Tous les palmiers ne sont pas des cocotiers qui poussent essentiellement dans les pays tropicaux et produisent les noix de coco, fruits exotiques par excellence. Pour nous Européens, la noix de coco est surtout associée à la chair blanche et laiteuse à l’intérieur de sa coque. C’est à cet imaginaire que l’artiste s’est référé en confectionnant des simulacres de ces fruits. Pendant trois mois de confinement en déconfinement, il a cousu une centaine de « noix » en coton brut auxquelles il a attaché une feuille découpée dans du papier de riz. Sur chacune, il a inscrit à la main une question, tantôt liée directement à la thématique du palmier, tantôt à des questionnements plus généraux tels le sens de la vie, l’intimité, le futur, …

 

Le titre Fortune Coconuts évoque évidemment les « fortune cookies » bien connus dans les restaurants chinois. Contrairement à l’idée reçue, ceux-ci ne sont pas de tradition chinoise, mais un produit purement américain, né du métissage entre culture occidentale et orientale.

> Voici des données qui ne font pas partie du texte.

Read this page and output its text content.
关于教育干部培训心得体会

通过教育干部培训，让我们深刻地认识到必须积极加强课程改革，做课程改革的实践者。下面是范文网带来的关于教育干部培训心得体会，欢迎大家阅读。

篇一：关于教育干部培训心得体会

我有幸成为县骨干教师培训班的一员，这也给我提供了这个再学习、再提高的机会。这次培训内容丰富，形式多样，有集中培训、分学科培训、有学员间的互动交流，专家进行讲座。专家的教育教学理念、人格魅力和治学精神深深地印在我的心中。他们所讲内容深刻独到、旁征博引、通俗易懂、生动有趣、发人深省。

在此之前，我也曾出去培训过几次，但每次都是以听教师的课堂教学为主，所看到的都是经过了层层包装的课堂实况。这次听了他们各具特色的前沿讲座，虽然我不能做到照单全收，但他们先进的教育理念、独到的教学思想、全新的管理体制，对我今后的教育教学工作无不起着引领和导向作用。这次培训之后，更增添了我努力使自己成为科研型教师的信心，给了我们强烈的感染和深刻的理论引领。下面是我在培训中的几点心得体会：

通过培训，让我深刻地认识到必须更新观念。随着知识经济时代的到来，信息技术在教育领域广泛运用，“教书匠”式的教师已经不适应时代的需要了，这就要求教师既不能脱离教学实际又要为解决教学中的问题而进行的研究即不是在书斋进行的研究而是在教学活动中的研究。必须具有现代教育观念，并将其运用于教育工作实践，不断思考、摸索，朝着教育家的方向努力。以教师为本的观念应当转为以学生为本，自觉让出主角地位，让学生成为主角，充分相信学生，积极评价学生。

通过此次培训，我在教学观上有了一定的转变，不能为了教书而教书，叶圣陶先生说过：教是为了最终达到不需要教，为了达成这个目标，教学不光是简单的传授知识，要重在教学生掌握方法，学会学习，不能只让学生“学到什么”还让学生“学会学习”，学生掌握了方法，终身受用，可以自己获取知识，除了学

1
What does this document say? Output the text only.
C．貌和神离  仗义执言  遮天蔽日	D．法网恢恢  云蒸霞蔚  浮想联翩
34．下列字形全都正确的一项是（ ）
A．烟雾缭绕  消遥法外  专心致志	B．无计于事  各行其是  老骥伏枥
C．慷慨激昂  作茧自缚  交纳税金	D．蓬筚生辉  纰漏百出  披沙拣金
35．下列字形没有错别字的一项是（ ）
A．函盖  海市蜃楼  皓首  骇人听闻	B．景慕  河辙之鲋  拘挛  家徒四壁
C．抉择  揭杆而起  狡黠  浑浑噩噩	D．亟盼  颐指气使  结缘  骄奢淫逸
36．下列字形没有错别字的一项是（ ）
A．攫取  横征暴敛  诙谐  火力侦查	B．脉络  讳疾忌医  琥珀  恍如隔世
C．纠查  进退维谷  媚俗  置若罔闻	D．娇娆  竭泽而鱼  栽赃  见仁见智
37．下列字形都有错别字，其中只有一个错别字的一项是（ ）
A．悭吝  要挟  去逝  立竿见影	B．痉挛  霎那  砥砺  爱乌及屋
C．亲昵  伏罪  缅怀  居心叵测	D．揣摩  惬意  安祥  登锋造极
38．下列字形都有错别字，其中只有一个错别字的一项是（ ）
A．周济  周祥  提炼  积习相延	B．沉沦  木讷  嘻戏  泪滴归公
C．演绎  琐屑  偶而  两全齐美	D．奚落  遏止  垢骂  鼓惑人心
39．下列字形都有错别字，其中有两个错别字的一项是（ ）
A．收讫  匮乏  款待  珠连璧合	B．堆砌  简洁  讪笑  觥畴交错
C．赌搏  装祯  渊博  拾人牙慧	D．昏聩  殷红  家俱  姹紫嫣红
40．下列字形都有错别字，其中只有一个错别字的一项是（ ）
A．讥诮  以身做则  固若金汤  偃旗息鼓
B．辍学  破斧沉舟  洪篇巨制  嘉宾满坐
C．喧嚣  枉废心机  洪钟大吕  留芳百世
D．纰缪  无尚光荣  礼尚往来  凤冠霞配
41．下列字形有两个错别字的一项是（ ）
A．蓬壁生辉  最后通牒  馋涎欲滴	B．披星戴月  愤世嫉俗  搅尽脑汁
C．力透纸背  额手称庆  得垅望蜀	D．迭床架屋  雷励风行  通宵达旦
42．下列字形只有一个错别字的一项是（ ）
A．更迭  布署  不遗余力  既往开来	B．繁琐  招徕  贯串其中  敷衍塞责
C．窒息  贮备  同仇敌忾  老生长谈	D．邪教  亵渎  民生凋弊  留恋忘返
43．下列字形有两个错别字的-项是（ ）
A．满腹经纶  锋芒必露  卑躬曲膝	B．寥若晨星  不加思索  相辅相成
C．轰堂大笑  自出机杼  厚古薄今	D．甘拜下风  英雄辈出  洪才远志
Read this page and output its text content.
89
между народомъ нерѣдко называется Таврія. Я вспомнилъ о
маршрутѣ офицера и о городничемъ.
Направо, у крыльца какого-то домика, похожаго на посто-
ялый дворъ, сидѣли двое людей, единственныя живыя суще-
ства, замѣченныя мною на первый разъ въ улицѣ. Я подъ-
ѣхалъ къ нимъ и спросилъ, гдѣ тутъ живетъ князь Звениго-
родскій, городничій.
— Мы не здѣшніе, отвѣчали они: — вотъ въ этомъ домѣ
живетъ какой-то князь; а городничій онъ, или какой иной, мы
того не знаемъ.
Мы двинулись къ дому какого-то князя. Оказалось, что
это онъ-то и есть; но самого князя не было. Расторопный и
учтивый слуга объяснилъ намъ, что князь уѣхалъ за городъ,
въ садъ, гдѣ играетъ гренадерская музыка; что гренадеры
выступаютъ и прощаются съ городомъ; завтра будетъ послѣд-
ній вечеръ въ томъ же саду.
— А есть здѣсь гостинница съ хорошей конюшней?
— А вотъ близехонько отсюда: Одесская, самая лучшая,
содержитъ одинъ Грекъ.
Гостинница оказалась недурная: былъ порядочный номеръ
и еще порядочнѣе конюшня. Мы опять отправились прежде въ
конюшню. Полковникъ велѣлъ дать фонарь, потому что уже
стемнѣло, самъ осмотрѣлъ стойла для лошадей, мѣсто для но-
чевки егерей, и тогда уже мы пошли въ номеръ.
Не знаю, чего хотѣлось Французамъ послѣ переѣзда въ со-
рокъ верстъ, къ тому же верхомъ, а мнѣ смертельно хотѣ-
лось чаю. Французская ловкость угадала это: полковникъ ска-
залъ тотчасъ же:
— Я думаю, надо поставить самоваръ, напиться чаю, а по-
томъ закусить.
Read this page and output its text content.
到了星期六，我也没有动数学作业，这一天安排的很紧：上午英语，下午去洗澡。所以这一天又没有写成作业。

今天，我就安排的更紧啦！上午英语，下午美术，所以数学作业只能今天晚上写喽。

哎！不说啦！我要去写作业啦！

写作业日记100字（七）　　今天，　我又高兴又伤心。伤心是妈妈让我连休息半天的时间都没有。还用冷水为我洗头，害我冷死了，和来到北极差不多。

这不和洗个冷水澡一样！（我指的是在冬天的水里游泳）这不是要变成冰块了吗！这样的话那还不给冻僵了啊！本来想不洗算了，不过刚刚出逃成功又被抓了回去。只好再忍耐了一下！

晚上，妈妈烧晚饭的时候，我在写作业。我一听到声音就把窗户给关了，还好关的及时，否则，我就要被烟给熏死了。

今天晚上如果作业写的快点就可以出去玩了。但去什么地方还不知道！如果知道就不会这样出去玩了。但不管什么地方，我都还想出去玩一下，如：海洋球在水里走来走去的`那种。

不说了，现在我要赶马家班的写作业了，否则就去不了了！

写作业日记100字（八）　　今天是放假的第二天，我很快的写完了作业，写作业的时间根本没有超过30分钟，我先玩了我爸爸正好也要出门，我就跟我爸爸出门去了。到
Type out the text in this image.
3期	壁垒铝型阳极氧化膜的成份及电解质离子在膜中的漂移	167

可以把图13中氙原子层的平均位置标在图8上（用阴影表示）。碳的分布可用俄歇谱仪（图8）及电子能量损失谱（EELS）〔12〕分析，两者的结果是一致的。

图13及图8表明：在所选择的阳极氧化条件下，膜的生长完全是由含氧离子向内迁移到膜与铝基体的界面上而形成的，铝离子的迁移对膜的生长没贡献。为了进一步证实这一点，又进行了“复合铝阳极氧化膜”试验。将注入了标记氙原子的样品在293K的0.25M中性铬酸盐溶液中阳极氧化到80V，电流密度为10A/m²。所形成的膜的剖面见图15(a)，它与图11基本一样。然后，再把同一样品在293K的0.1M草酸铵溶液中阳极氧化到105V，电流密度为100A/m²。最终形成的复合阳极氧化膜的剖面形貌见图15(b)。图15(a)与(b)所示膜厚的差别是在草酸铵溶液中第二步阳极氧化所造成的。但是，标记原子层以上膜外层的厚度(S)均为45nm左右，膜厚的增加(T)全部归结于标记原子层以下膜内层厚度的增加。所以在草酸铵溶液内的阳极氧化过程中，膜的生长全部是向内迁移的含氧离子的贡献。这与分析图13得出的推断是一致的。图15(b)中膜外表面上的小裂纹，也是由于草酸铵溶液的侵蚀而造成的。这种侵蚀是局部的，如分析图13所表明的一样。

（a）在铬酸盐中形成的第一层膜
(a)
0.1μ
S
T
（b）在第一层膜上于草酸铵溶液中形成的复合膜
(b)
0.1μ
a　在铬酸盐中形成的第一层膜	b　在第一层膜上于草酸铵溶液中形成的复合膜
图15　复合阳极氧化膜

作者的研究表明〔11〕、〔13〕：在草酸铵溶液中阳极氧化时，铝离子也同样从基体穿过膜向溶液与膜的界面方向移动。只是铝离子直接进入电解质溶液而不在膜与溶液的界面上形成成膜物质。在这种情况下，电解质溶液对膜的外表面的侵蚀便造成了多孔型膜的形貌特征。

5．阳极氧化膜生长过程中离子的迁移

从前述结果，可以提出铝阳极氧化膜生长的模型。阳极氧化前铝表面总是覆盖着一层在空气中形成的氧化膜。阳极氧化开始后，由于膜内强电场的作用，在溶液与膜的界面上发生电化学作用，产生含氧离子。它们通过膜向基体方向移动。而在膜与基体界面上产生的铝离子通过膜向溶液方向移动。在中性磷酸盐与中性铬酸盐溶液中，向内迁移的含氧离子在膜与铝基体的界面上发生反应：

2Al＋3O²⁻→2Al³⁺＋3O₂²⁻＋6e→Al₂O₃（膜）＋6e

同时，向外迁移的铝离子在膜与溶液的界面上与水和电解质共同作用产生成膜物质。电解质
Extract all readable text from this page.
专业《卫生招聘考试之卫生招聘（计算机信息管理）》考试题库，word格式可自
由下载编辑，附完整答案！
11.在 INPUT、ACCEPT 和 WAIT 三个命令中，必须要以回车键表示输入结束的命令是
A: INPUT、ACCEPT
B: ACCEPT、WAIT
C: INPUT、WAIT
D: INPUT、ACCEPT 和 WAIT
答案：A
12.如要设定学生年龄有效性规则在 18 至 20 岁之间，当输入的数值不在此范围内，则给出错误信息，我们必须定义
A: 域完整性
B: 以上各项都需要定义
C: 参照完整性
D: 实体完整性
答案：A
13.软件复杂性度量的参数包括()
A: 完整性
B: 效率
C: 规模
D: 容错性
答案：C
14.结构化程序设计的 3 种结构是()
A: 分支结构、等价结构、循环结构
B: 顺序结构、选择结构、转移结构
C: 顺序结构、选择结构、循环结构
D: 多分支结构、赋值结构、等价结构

Ils sont en quelque sorte un détournement populaire et commercial d’une véritable tradition chinoise, le Yi Jing, livre ancestral de pratiques divinatoires. Pendant toute la durée de l’exposition, l’artiste a invité les visiteurs à prendre les noix de coco dans la main et à jouer avec lui à répondre aux questions en appliquant les règles du Yi-Jing dont les propositions sont plus de caractère métaphysique que personnel. L’installation est ainsi devenue un lieu de communion et de rêves partagés, de conversations et de discussions.

 

L’aspect participatif et convivial est primordial dans le travail de Gabriel. Il ne concerne pas seulement le public, mais plus encore les personnes impliquées dans le processus de création. Comme dans son projet d’actions-performances au long cours Friendly Haircut, entamé en 2018 en France et poursuivi en Chine et au Portugal. Dans son enfance, son père l’amenait périodiquement chez le même coiffeur de quartier pour se faire raser les cheveux « dans les règles ». Ce rituel, qu’il n’avait jamais remis en question alors, a pourtant laissé des traces : peut-être une forme d’angoisse (en psychanalyse, couper ou raser les cheveux est symbole de castration) qu’il essaie d’exacerber en offrant à d’autres des coupes de cheveux « amicales » et gratuites. Le principe est d’établir une histoire entre deux personnes à travers un échange intime. Pendant que l’artiste coupe les cheveux, la personne réalise une action concomitante comme fumer des cigarettes, regarder un match de foot, chanter une chanson, lire un livre… La symbiose entre les deux personnes est traduite dans la photographie finale avec l’artiste posant ses mains sur les épaules de son « cobaye » consentant.

 

Depuis septembre 2021, Gabriel Moraes Aquino a intégré la résidence de la Fondation FIMINCO à Romainville. Nul doute qu’il profitera de cette année pour poursuivre des projets participatifs avec la population locale et le public.